International Power shareholders back GDF deal

By Marie Maitre

PARIS (BestGrowthStock) – International Power (IPR.L: ) shareholders overwhelmingly approved a tie-up with French utility GDF Suez (GSZ.PA: ) on Thursday, to create the world’s largest gas and power producer.

The deal, announced in August after months of on and off talks, will open GDF Suez to new markets in Asia and Australia, and enhance the French group’s position in the Middle East, GDF Suez chief executive Gerard Mestrallet told journalists at a news conference.

“This is particularly important when we know that 80 percent of new power production capacity that will be built over the next 20 years will be in emerging countries,” Mestrallet said.

Mestrallet said GDF Suez would give a guidance for the enlarged group in March 2011. He confirmed the tie-up would generate annual synergies of 200 million euros.

More than 99 percent of shareholders present or represented voted in favor of a deal, under which GDF Suez will transfer some of its assets into International Power in return for 70 percent of the ownership of the enlarged group.

The new group will have combined annual sales of 84 billion euros ($111 billion) and a market capitalization totaling more than 80 billion euros, making it the world’s biggest gas and electricity player, ahead of German group E.ON (EONGn.DE: ) and French utility EDF (EDF.PA: ).

“The vote showed a very strong support for the industrial logic of the combination,” International Power chief executive Philip Cox said via video link at the press conference in Paris.

Cox will keep his role in the new organization.

GDF Suez will continue to invest about 11 billion euros annually on industrial projects around the world, and aims at divesting assets worth 4 billion euros in the next two years.

“This is an effort to optimize our portfolio,” Mestrallet said.
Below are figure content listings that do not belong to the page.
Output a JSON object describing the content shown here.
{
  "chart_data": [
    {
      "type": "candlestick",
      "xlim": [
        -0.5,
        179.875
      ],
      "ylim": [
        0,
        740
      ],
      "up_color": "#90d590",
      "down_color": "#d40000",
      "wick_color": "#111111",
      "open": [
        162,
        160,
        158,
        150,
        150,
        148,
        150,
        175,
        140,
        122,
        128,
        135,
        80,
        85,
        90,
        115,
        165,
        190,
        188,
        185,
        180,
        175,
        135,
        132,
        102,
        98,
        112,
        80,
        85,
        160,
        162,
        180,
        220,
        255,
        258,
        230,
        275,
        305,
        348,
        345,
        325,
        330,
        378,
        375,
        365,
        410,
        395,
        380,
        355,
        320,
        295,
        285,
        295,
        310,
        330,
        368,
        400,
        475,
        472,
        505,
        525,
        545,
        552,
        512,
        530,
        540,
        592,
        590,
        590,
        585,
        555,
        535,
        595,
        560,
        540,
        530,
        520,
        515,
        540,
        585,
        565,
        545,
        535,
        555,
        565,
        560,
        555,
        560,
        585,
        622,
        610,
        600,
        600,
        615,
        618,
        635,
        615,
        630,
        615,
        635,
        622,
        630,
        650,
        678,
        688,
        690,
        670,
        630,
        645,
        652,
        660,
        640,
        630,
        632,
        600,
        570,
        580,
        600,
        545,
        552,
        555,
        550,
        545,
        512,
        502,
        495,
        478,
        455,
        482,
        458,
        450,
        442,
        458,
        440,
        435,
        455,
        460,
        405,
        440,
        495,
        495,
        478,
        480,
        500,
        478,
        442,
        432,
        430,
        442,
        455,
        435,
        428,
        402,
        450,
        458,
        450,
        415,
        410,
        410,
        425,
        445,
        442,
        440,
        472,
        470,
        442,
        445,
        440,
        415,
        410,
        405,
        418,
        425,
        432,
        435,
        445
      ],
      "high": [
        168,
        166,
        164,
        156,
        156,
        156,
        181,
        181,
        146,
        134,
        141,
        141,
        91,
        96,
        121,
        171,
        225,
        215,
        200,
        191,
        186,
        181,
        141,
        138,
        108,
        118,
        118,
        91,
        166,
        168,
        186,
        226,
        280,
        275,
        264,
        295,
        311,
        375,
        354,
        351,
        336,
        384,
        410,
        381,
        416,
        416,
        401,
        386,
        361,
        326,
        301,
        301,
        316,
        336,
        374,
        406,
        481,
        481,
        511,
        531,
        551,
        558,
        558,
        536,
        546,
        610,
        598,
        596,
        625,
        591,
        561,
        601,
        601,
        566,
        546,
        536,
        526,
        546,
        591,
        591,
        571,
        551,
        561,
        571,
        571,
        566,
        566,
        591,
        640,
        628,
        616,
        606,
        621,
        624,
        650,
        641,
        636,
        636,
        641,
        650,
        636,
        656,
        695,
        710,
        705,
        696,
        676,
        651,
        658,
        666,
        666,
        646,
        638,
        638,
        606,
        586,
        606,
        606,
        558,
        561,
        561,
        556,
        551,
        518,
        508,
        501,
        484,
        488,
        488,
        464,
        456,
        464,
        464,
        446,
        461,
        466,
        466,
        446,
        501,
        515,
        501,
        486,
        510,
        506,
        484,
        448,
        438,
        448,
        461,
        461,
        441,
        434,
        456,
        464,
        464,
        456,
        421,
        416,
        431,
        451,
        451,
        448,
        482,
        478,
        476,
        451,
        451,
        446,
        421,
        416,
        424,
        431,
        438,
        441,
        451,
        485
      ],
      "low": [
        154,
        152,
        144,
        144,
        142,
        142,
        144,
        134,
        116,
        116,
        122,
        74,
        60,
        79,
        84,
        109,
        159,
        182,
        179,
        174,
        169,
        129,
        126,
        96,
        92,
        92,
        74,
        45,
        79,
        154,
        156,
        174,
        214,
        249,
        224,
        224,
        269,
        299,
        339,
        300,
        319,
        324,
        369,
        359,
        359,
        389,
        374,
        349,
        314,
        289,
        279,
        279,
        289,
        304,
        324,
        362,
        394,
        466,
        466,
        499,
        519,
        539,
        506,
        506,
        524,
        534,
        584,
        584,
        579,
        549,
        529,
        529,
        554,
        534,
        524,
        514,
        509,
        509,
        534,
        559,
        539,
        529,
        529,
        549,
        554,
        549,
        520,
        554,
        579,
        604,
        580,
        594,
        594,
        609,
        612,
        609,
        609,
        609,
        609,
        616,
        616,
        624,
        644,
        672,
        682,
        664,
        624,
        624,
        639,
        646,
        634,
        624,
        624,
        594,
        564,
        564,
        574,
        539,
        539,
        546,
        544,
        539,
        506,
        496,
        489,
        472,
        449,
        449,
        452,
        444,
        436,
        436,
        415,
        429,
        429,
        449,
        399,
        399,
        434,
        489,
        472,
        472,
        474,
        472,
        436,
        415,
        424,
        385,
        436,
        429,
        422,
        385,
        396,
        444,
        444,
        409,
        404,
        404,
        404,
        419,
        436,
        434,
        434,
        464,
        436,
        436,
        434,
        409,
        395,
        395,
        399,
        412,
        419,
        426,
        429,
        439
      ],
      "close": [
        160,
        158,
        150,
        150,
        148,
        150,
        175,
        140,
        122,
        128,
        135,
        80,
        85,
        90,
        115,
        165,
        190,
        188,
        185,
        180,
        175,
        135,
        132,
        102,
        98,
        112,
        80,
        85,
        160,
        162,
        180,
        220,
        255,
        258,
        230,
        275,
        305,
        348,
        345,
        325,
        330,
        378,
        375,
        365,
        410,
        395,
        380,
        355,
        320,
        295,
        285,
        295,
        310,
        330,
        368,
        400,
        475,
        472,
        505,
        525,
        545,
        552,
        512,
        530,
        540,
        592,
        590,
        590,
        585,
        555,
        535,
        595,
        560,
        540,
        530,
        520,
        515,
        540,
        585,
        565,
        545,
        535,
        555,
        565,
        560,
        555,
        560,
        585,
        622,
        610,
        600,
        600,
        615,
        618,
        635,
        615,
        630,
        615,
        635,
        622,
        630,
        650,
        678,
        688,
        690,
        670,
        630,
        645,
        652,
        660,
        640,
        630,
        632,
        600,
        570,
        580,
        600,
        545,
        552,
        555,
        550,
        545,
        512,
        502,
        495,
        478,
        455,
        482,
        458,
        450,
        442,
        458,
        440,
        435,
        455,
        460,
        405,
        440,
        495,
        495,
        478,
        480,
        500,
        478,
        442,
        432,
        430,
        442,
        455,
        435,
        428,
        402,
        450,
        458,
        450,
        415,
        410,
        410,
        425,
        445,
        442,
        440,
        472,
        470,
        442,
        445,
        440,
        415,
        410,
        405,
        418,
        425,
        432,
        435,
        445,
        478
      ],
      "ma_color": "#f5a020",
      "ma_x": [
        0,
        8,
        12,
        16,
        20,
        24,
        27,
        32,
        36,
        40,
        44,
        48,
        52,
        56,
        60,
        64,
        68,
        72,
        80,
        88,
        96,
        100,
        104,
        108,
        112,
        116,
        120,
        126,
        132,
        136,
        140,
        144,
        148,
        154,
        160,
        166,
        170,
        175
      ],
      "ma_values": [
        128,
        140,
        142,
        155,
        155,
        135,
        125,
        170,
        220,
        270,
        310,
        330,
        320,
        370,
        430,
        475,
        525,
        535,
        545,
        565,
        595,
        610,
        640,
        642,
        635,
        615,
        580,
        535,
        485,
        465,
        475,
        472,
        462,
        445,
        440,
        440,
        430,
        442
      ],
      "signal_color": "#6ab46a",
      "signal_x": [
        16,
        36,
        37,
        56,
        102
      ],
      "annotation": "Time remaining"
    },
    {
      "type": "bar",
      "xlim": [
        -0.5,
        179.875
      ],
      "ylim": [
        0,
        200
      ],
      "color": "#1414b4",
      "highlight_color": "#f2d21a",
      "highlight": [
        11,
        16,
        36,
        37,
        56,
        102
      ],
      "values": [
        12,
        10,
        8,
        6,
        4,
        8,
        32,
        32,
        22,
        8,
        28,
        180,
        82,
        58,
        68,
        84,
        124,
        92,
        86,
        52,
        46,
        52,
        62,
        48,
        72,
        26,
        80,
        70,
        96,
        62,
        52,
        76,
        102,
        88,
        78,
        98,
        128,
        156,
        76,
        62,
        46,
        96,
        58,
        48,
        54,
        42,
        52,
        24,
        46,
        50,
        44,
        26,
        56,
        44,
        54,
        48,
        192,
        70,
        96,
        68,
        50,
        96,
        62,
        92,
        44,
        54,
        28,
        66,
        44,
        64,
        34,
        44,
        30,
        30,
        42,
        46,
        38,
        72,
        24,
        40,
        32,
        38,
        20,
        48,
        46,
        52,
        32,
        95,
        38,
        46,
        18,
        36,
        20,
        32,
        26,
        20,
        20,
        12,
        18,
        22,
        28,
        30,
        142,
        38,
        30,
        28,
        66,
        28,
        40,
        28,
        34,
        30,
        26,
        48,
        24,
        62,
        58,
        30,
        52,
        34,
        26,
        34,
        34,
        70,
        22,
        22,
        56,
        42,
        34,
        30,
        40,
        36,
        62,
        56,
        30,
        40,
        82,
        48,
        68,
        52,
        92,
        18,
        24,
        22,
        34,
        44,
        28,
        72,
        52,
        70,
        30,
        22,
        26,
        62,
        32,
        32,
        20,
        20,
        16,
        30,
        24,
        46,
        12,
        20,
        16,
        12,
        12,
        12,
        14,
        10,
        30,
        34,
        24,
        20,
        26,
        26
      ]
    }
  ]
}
He said GDF Suez, created from the merger of Gaz de France and Suez in 2008, had divested 10 billion euros worth of assets over the past 2-1/2 years.

GDF Suez has declined to comment on the value of the deal, which analysts have found hard to assess because the value of the assets that the French group is transferring is not public.

Under the deal, International Power shareholders will receive a special dividend of 92 pence per share, totaling 1.4 billion pounds in exchange for relinquishing control of the company.

GDF Suez’s tie-up with International Power follows the 2008 sale of British Energy to French nuclear power group EDF, showing the appetite of French utilities for Britain as the country relaunches its nuclear power program.

Although International Power has no nuclear activities, Mestrallet said that taking control of the British company would bolster GDF Suez’s credentials in Britain.

“This deal will certainly not harm us… This deal gives GDF Suez greater visibility there,” he said, adding the French group would take a decision on whether to invest in nuclear projects in Britain in 2015 in order to be operational by 2023.

By 1425 GMT, GDF Suez stock was 0.2 percent higher at 27.54 euros in Paris, while International Power shares, which will remain listed on the London Stock Exchange after the deal, shed 0.1 percent at 423 pence.

The European utilities sector (.SX6P: ) was up 0.3 percent.